I’m takin’ it easy while the new Back-Up Bitch is in training.

Don’t just stand there with your mouth open. Put the kettle on.


  1. I know you're not talking to me. Get your back-up bitch to fetch you the kettle, cunt.

    And YAY, first!

  2. *makes cuppa*

    *stirs cuppa with stinky, cheesy bellend*

    Here ya go MJ, enjoy.

  3. MAIDY: Make yourself useful and give me a bikini wax.

    CONNIE: Don't you ever wash that thing?

    *gingerly sips Bellend Blend to see if it lives up to my usual Irish Breakfast and Yorkshire Gold teas*

    SPIKEY: Where's my Tim Hortons "Timbits?"

  4. They bring out the kosher for passover timbits on Shabbat!

  5. UNFORGIVEABLE!!!!!!!!!

  6. Luvrly Easter Bonnet you have got on girl!

  7. SPIKEY: I'll send my Back-Up Bitch over to your house for the day to be your Shabbat goy.

    TONY: When my hair's finished drying you can give me a trim.

  8. Oh vey! Good I have lots of things that need to get down around the house!

  9. Yhat is just SCHWRONG on so many levels!
    Away foul temptress!
    Please wear panties next time.

  10. SPIKEY: While I'm waiting for those kosher Timbits, pour me a drink.

    L'Chaim, Schmendrick.

    HE: If you want me to wear panties, you can hand wash my smalls.

  11. Could you not have waited and made it a Really Good Friday?

    Shorts on now bitch!

  12. ...please, god, yes - shorts, wadded up newspaper, a pekinese - just cover that stuff UP!
    no way that's kosher.
    hell, that's not even pareve.

  13. No problem. Schnapps on me and I prefer to be called a schmuck !

  14. SID: Oh look who’s making an appearance. My Numero Uno Bitch.

    Shouldn’t you be training the subordinate Bitch?

    Now get back to work, ya lazy tart.

    It’s so hard to get good help these days.

    FN: Yet another request to cover up?

    I’ll let your remark pass-over.

    SPIKEY: Schmuck.

  15. MJ is reminding me of Dinker when she was younger Feed me,burp me, wipe, my ass, make me happy or I scream.

  16. GEO: You should have lots of experience by now then, Trucker Boy, so put the pedal to the metal and do my bidding.

  17. Honey, there isn't enough wax in the Yankee Candle Factory to smooth out your nasty snatchy.
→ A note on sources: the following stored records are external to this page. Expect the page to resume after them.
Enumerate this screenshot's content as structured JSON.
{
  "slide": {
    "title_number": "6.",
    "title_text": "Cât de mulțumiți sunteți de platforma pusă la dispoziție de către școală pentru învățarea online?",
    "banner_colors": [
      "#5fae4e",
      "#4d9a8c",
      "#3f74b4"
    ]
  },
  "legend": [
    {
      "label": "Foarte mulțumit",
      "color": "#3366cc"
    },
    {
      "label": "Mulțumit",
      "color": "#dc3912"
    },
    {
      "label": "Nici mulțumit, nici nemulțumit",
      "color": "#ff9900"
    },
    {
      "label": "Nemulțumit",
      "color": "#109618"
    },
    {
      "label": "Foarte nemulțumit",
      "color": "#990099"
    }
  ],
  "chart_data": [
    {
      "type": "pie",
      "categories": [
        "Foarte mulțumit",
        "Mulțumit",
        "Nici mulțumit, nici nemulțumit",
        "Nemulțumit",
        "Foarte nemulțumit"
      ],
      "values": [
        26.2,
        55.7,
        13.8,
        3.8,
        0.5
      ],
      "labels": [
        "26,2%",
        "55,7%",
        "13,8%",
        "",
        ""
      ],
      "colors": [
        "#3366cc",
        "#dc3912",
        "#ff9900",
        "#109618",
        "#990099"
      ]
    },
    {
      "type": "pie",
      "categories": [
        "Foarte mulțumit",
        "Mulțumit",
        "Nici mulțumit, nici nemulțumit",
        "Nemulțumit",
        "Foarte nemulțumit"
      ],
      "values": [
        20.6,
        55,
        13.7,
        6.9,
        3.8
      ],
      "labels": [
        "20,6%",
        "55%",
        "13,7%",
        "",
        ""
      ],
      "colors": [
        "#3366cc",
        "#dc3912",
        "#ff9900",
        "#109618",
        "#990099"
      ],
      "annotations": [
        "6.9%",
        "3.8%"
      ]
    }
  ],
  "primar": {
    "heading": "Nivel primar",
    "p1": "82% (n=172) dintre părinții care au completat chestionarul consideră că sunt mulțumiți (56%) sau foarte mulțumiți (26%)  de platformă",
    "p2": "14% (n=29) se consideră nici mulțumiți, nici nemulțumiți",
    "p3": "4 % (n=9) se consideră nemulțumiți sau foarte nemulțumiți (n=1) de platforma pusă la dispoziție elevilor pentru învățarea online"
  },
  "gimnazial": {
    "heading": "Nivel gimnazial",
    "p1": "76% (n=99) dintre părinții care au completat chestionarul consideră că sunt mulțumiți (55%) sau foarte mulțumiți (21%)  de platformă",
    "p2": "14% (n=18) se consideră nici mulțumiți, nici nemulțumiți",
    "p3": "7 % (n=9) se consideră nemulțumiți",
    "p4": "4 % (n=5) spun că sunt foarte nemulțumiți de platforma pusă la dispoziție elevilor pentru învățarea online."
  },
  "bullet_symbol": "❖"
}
    Go ahead, Trucker Boy. Put on your best leather thong and dog collar and go visit the nasty snatchy. I'm sure you're up to date on your shots.

  18. MAIDY: You're one to talk.

    Yours is like a Brillo Pad.

    Geo will need to take a weed whacker to that mess of yours.

    Nasty bitch.

  19. I guess this is my pet name,since this is what you refer to me as.

  20. GEO: I know you like Maidy to call you "Big Rig" but I'll stick to "Trucker Boy."

    Trucker. Rhymes with...

  21. Ah there's a lot of ald hags around Beantown that still look this way.

  22. RICH: I've really let myself go.

  23. Did you mean your smalls or s'mores?
    ..and furthermore I don't 'do' small loads by hand. I don't want to go blind or get hairy palms thankyouverymuch!

  24. HE: Smalls. Delicates.

    Fine. I'll send them to the group of Japanese businessmen who bid for them on eBay.